白い髪、青空色の澄んだ目。綺麗な顔立ち。


(何で服はみどり色?)


形だけを見れば、一般的な研究者や魔術師が着ているローブだ。相当体が細いのだろう、本来ゆったりとしたつくりのはずのローブでも、花の茎と思えてしまうほど。いや、改めて観察してみると、そこまでではない。やや細身なのは確かだけれど。


ファンタジーゲームの中でも度を越したファンタジックな情景に、認識も引っ張られただけのようだ。

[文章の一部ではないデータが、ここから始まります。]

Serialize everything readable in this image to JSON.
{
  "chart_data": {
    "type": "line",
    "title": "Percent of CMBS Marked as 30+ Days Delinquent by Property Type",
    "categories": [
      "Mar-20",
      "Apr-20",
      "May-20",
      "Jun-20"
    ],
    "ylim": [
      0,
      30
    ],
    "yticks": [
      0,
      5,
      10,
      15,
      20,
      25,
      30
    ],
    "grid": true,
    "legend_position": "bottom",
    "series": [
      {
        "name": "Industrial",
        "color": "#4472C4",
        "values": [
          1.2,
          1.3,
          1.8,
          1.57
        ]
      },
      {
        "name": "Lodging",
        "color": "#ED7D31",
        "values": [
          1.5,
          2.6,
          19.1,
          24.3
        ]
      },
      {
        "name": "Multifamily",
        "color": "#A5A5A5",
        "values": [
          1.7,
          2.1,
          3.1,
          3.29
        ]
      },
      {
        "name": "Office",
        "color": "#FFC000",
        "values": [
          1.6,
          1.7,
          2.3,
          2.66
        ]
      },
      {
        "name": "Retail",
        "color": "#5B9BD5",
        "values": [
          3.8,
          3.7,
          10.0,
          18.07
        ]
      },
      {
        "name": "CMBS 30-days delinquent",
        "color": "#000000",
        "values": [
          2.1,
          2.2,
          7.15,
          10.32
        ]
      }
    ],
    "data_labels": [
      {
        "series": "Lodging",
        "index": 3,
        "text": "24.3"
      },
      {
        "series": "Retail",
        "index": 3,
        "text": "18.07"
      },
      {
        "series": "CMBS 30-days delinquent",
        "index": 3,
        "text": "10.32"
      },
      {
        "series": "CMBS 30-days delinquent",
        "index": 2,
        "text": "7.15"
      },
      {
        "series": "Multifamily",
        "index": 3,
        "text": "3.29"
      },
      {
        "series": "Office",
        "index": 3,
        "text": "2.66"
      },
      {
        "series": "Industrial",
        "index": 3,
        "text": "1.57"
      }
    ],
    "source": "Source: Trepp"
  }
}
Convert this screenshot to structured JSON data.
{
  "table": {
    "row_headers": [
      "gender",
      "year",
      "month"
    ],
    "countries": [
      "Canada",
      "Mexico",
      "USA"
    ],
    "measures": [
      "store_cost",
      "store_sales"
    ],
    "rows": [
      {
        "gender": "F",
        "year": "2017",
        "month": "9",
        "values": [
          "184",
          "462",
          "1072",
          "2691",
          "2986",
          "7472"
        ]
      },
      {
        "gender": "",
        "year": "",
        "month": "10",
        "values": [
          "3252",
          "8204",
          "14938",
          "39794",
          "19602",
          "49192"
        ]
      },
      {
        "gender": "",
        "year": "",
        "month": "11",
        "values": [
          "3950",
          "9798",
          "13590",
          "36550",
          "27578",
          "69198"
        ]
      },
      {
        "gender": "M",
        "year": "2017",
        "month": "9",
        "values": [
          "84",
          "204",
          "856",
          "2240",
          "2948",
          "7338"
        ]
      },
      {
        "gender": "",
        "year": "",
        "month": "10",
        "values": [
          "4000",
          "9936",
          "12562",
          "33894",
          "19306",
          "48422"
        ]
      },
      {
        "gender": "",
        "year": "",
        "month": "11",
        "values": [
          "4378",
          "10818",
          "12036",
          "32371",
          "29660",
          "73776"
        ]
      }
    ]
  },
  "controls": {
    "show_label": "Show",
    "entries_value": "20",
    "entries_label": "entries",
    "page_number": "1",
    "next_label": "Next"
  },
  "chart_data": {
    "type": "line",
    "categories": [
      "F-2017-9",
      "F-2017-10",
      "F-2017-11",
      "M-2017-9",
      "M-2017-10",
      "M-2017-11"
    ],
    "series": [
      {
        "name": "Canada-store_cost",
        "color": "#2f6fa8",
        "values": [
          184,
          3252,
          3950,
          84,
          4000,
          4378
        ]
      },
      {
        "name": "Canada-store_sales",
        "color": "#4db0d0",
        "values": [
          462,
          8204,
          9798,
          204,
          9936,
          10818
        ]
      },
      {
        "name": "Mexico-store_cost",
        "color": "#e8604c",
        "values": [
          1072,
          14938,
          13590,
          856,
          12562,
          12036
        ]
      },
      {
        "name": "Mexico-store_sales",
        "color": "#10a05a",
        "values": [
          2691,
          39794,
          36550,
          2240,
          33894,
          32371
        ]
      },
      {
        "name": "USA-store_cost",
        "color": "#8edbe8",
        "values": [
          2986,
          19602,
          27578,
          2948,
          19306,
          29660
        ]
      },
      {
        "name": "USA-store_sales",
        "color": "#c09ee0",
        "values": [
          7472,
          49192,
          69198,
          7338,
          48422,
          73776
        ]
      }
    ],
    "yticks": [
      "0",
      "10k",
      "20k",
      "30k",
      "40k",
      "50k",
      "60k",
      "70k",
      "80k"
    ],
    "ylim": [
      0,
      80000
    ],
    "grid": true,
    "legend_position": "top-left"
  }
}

「そうだ、さっき。チューリップって。それは、なーに?」


む、さすが。このゲームが今まで長く根強い人気を博したのも、このようなNPCのAI設定の緻密さが要因の一つ。


プレイヤーの一言一言に適切に反応し、細かな判断をしてくる。周囲の状況、タイミングなどのパラメータに応じて細かく異なる意思決定が行われるため、最初からやり直して同じようなプレイをしたとしても、かなりの違いが生じるのだという。


「花の名前よ。細い茎に、卵型に折り重なった花弁がその頂上についてるの。後ろからあなたを見たら、そんな風に見えちゃったのよ。」

「そんな花もあるんだね。見てみたいかも。」

「そういえば、ここでは見かけないな。風車の街なのに。」

「君の世界の風車の街には、その、チューリップって花が、咲いてるの?」

「そう、だと思う、、、?」


君の世界?


「君は、外の人なんでしょ?この世界のみんなは、この花畑には踏み入れない。そうなってるって、さっき調べたんだ。」


怪訝な表情になった私の顔に、聞き慣れない単語がぶつかった。


(“外の人”って、メタな発言ね。ゲームの住人がそれを認識するのはまずいんじゃ、、、)


「君に、お願いしないといけないことがあるんだ。僕を、守ってほしい。そして、僕の父と母のもとへと、連れて行ってほしいんだ。」